Bye bye, foamed food

Jacob Sessoms, chef and owner of Table, thinks that avant garde cuisine/molecular gastronomy (or whatever you’d prefer to call it) is becoming a has-been trend. “As I begin to see foams on menus even in small towns all over the country, it makes me think this approach to food will be accepted into the larger, permanent lexicon of cooking, but not lead to an all-encompassing paradigm shift,” he says.

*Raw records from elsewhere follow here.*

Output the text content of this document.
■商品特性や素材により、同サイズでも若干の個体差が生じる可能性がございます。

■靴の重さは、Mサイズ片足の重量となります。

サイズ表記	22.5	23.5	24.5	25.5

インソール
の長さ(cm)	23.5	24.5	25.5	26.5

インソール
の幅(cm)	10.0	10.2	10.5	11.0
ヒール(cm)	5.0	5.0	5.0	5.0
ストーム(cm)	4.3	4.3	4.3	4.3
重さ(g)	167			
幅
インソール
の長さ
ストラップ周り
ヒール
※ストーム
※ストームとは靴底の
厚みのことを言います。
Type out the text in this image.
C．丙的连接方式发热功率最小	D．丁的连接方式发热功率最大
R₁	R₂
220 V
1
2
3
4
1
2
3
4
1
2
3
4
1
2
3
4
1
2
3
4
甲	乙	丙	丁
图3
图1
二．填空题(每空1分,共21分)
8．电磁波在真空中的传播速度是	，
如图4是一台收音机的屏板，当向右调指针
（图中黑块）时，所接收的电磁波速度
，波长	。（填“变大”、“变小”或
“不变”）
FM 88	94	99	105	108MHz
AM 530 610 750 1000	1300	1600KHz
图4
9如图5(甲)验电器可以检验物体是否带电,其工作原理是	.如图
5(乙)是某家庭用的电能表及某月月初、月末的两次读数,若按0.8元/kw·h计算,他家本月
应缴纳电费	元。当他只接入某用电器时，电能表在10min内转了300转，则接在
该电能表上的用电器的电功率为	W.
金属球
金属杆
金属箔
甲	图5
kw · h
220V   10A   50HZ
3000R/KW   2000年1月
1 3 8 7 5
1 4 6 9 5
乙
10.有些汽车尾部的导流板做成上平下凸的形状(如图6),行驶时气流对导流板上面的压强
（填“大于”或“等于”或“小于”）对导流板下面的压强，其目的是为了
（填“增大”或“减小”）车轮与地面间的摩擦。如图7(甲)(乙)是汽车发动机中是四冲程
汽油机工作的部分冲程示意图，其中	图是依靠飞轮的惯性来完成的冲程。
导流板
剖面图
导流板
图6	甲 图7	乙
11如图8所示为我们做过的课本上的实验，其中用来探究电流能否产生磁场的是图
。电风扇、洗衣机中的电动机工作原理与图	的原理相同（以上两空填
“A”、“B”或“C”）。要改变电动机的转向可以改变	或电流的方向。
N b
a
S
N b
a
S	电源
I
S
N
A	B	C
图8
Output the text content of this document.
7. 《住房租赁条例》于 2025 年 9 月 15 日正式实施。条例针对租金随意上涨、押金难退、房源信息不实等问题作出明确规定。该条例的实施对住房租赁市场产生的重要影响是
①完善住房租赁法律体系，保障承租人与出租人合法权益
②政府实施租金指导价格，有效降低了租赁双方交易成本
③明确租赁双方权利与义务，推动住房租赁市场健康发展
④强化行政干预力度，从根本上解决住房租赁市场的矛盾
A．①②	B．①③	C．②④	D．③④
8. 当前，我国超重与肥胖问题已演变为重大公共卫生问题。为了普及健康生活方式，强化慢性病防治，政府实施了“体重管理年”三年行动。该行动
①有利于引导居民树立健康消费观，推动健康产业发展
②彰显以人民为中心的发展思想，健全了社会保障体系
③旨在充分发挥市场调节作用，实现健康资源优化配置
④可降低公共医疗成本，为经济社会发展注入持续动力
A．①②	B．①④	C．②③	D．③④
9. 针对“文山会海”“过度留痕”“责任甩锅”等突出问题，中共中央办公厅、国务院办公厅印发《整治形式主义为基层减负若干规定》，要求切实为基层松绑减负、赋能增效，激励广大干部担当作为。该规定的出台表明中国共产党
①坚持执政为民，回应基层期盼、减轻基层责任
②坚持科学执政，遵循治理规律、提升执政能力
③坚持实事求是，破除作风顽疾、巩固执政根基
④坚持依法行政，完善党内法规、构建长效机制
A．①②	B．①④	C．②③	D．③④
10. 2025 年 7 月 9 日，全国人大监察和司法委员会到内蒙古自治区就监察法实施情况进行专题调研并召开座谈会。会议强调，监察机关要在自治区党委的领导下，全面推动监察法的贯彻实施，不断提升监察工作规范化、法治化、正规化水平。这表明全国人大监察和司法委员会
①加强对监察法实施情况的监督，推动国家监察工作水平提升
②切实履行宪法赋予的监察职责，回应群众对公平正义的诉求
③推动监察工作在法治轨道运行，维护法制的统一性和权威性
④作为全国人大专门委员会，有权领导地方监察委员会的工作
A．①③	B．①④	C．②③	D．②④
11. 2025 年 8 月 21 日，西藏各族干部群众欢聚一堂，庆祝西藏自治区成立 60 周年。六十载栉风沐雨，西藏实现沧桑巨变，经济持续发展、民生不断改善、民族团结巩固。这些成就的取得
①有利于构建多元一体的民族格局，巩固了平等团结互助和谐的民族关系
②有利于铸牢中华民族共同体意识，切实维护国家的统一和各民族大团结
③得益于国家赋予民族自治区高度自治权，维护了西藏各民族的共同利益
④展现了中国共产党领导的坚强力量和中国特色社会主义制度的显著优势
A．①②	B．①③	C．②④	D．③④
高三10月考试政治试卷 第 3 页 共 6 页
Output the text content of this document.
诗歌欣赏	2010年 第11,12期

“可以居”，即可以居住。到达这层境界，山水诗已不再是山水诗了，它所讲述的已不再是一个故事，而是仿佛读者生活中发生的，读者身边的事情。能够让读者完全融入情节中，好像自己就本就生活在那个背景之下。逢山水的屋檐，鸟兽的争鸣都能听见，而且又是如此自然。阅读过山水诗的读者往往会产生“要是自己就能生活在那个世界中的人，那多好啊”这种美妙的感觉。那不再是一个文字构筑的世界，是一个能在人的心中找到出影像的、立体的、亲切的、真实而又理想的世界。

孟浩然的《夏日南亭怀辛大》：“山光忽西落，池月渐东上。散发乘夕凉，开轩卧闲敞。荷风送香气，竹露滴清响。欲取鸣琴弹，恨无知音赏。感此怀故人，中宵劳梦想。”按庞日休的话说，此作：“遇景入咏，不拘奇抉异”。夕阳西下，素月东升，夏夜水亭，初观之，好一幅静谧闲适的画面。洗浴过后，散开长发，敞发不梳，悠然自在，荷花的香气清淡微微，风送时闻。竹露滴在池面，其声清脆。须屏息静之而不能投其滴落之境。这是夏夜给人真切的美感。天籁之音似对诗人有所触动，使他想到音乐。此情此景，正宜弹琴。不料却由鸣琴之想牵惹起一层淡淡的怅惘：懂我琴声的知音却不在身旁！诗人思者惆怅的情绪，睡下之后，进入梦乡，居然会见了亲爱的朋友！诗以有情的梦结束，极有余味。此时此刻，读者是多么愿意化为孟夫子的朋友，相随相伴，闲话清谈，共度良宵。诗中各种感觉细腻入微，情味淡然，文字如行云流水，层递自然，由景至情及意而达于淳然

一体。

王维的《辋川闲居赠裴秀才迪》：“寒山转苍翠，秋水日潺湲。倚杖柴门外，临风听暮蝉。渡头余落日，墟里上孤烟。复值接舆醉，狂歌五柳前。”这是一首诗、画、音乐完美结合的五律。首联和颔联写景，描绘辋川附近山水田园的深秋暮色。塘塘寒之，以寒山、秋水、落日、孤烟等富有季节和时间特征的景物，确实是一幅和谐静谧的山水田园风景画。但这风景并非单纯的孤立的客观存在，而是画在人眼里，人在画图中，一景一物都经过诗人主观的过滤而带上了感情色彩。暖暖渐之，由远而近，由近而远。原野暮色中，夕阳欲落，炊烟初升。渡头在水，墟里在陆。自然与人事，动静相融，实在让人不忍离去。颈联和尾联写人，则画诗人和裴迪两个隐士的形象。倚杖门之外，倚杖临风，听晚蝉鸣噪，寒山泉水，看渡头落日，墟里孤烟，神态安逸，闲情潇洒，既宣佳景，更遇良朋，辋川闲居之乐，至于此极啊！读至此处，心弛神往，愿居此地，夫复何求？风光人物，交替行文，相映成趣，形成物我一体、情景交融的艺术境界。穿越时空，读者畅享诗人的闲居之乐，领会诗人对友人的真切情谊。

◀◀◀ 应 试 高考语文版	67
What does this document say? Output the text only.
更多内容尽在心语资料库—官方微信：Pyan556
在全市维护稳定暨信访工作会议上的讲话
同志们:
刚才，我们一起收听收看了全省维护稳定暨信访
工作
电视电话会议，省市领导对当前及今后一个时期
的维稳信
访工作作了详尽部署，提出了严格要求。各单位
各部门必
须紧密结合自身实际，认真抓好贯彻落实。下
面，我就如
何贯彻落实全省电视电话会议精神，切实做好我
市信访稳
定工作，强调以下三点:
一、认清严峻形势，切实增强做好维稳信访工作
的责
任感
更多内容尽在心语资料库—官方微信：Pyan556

“The best dishes I had this past year were at The Girl and The Goat [in Chicago] and Kin Shop [in New York City]. The menus at both those restaurants are very interesting, but none of the food seems to be cooked with nontraditional techniques,” he says. Sessoms admits to his own toying with ISI foamers (a tool chefs use to make foam out of just about anything) and hydrocolloids (in short, substances that can solidify liquid into a gel) even when he has a complete mental catalogue of the classics.

“I love the pan-Asian infusion into new American food that David Chang [of the Momofuku restaurant group] has sparked over the last few years, but it might be time to slow it down,” he says, admitting that he’s not innocent of getting swept away by the charm of Chang’s cuisine.

Sessoms adds that he’s not yet tired of charcuterie and the whole-animal cooking trend, evidenced by the menu at Table. The restaurant makes its own bacon and other cured meats, and offal abounds. Recently, a clever take on chicken and waffles featured corn-flake encrusted veal brains as the protein centerpiece of the dish.